I did have a pity party for about a day. That’s usually my M.O.

After that, I got over it and went back to normal.

I don’t know what’s going to happen, and that isn’t ideal. But I can control how I handle today and however many todays I get after that.

So life has largely returned to normal.

I’m still working, although I’ve been thinking about whether I should move into a different role so the team that depends on me gets the support they need and deserve this year. Last year, I had a lot of great people step in and help carry the load. This year, some of those people have moved on, so I’m looking at what makes the most sense.

Beyond that, I leave work around 4:30 most afternoons, drag some form of exercise equipment out into the Texas sun and humidity, and do my very best to nearly kill myself with a CrossFit-style workout.

There are a couple reasons for that.

The first is that I want my fitness as high as possible for whatever comes next. I know exercise and sunshine can’t kill cancer, but if I can get my cardiovascular fitness up, my VO2 max up, my heart rate variability up, my strength up, my body fat down, and my overall health moving in the right direction, it stands to reason that I’ll be better prepared for whatever fight is ahead.

At least that’s what I tell myself every time I’m lying on the ground in the middle of a workout, questioning my life choices while a little voice in my head screams, “Get up. Do another rep.”

So far, so good.

We’ll see.

The other thing exercise does is flood the brain with enough endorphins to make it really difficult to throw yourself a pity party for very long.

The workouts have been difficult, but I find myself grateful to God that I can still do them reasonably well.

There’s also something oddly satisfying about choosing to suffer on purpose for an hour. Cancer may get a vote in what happens next, but every afternoon I still get to choose to walk out into that heat and do something hard.

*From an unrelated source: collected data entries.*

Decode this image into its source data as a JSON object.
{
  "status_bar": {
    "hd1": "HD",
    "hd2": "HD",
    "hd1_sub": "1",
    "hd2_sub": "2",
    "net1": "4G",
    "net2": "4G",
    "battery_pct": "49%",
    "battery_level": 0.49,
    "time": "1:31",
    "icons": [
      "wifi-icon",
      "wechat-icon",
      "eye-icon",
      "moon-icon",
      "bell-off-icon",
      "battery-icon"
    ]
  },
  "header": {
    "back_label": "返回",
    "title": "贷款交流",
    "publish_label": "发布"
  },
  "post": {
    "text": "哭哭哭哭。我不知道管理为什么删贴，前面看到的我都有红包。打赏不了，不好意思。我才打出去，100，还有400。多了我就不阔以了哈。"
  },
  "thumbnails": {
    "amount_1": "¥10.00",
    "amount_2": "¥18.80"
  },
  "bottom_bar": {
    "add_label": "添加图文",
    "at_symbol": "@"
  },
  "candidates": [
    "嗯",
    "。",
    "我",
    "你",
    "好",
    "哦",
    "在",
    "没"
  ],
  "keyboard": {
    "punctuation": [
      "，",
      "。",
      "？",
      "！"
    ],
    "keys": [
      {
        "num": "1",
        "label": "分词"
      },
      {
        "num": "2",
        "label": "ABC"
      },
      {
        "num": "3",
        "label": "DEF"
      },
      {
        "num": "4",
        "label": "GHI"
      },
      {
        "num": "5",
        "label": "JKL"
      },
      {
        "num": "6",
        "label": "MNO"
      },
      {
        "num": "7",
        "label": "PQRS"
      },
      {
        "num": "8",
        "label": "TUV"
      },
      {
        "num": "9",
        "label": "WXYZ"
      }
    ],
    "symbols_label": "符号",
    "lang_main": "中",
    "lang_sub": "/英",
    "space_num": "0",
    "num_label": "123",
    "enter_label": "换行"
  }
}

Regardless of what my Whoop app thinks about the situation.

For now, there isn’t much more to talk about.

I’m eating well. I avoid Diet Coke and processed foods most of the time. Tugboat still wants very little to do with me unless I am actively providing him with something of value.

Otherwise, I’m pretty sure he’d lock me in a closet with the vacuum cleaner.

If he weren’t terrified of the vacuum cleaner himself.

They say dogs can smell illness in the body. Since he doesn’t seem to be acting any more concerned than usual—and by “concerned” I mean being his normal level of jerk—maybe things are trending in the right direction.

If he could talk, I wonder what he’d tell me.

Actually, that’s not true.

I know exactly what he’d tell me.

“GIVE ME A DAMN PUP CUP AND GO AWAY.”

Oh well.

For now, it’s off to bed.

Tomorrow will get here whether I’m ready for it or not.

And if there’s one thing I’ve learned through all of this, it’s that worrying about tomorrow has never once made tomorrow easier.

So I’ll deal with it when it gets here.

Tonight, sleep sounds like a much better plan.